At a Brussels summit in February 1988, Jacques Chirac (then Mitterrand's prime minister) scandalised Britain when his remark to an aide was overheard and quoted by the tabloids. "What more does this housewife want? My balls on a platter?" Chirac asked.

The two were arguing about budgetary reform and the Cap. Plus ça change.

Messers Blair and Chirac rehearsed their most recent battle nearly three years ago, in October 2002. Mr Chirac demanded an end to the British rebate, obtained by Mrs Thatcher in 1984. Three days later, Mr Blair lashed out against the Cap.

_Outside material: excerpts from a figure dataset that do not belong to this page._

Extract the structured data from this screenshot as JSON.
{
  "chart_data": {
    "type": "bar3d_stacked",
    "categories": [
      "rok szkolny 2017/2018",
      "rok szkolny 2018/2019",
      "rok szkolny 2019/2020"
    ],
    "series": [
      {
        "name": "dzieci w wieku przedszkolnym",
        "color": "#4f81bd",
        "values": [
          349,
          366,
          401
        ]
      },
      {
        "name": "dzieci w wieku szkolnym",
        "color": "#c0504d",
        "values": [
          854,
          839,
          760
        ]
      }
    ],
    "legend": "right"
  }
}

Mr Chirac told Blair he was "ill-bred", added that "no one ever talked to me like that before", and concluded: "Our next summit is cancelled."

Ironically, Blair and Chirac are now competing to defend the voters who rejected the constitutional treaty in France and the Netherlands. "There are concerns that our citizens are expressing," Mr Blair said early on Saturday. "Let's listen to them and start setting out an agenda for Europe that actually corresponds to them." Mr Chirac engaged in similar rhetoric, saying European leaders are "obliged . . . to listen to what was said to us, to understand why there is a sort of divorce between Europe as it is being built and Europe as it is perceived by a large number of its citizens."